Joke #1.
This is what I've picked up from a column in a local newspaper 10 - 12 years back. I could not recal the name of the paper because the piece was used as a food wrapper. This also happened to my 'handsome' face that appeared in a local daily (I was a hero then). The featured foto of mine was a wrapper to a piece of belacan.
...Then there was a mother who was worried. Her daughter was going out on her first date.
Taking the daughter aside, she warned her what to expect.
"After dinner, he might try to hold your hand," she said.
"That is all right."
"Then he might take you to see King Kong."
"That is all right too."
"Then he might take you to Jalan Duta."
"Even that is all right."
"Then he might take you to his flat."
"And this is where you have to be careful."If he offers you a drink, that is all right."

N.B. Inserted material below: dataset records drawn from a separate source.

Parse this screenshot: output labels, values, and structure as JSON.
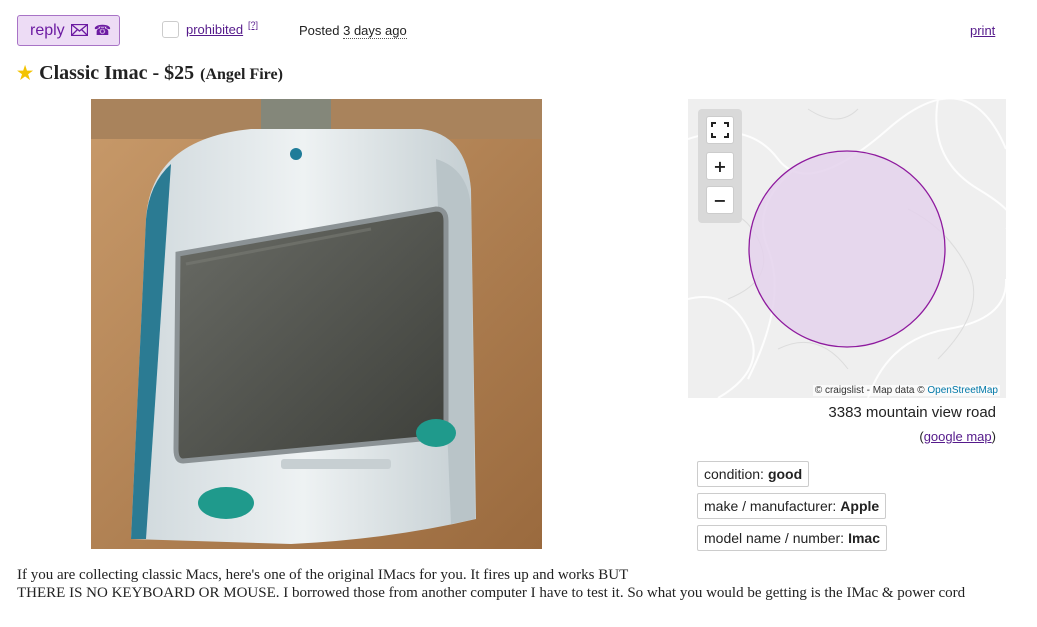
{
  "header": {
    "reply_label": "reply",
    "reply_icons": [
      "envelope-icon",
      "phone-icon"
    ],
    "flag_label": "prohibited",
    "flag_help": "[?]",
    "posted_prefix": "Posted",
    "posted_ago": "3 days ago",
    "print_label": "print"
  },
  "posting": {
    "title": "Classic Imac - $25",
    "location": "(Angel Fire)"
  },
  "map": {
    "attribution_prefix": "© craigslist - Map data ©",
    "attribution_link": "OpenStreetMap",
    "address": "3383 mountain view road",
    "google_map_label": "google map",
    "circle_color": "#8e1a9e"
  },
  "attributes": [
    {
      "label": "condition:",
      "value": "good"
    },
    {
      "label": "make / manufacturer:",
      "value": "Apple"
    },
    {
      "label": "model name / number:",
      "value": "Imac"
    }
  ],
  "body": {
    "line1": "If you are collecting classic Macs, here's one of the original IMacs for you. It fires up and works BUT",
    "line2": "THERE IS NO KEYBOARD OR MOUSE. I borrowed those from another computer I have to test it. So what you would be getting is the IMac & power cord"
  },
  "colors": {
    "accent": "#6c1ba2",
    "link": "#551a8b",
    "star": "#f3c300"
  }
}
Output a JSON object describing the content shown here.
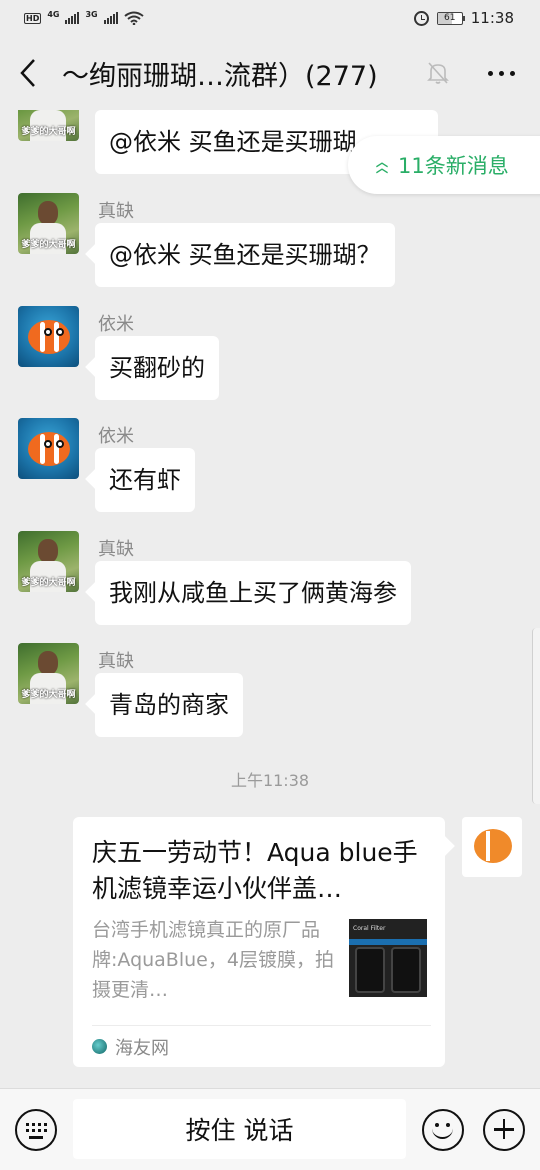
{
  "status_bar": {
    "hd_label": "HD",
    "network_1": "4G",
    "network_2": "3G",
    "battery": "61",
    "time": "11:38",
    "icons": [
      "signal-icon",
      "wifi-icon",
      "alarm-icon",
      "battery-icon"
    ]
  },
  "header": {
    "title": "～绚丽珊瑚…流群）(277)",
    "icons": [
      "back-icon",
      "mute-bell-icon",
      "more-icon"
    ]
  },
  "new_messages": {
    "label": "11条新消息",
    "icon": "double-chevron-up-icon",
    "color": "#2aae67"
  },
  "messages": [
    {
      "sender": "",
      "text": "@依米  买鱼还是买珊瑚",
      "avatar": "man"
    },
    {
      "sender": "真缺",
      "text": "@依米  买鱼还是买珊瑚？",
      "avatar": "man"
    },
    {
      "sender": "依米",
      "text": "买翻砂的",
      "avatar": "fish"
    },
    {
      "sender": "依米",
      "text": "还有虾",
      "avatar": "fish"
    },
    {
      "sender": "真缺",
      "text": "我刚从咸鱼上买了俩黄海参",
      "avatar": "man"
    },
    {
      "sender": "真缺",
      "text": "青岛的商家",
      "avatar": "man"
    }
  ],
  "avatar_caption": "爹爹的大哥啊",
  "time_divider": "上午11:38",
  "card": {
    "title": "庆五一劳动节！Aqua blue手机滤镜幸运小伙伴盖…",
    "description": "台湾手机滤镜真正的原厂品牌:AquaBlue，4层镀膜，拍摄更清…",
    "thumb_label": "Coral Filter",
    "source": "海友网"
  },
  "input_bar": {
    "hold_to_talk": "按住 说话",
    "icons": [
      "keyboard-icon",
      "emoji-icon",
      "plus-icon"
    ]
  }
}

"If he tries to kiss you, that is also all right."
"If he tries to undress you, ahha. You watch yourself."
"You stop it or you will have your mother really worried."The daughter promised not to do anything to worry her mother.
Like all mothers, she was still awake when her daughter crept home at 2 a.m. And before the mother could ask the daughter how the evening went, the daughter threw herself into her mother's arms and said:
"Ma, it's incredible. Everything happened exactly as you said it might."
"We had dinner. We went to see King Kong. Then to Jalan Duta. His flat. And he offered me a Campari with Seven-Up."
"Then, when he tried to undress me, I remembered you saying that you would be really worried."
"So I undressed him instead and let his mother do the worrying."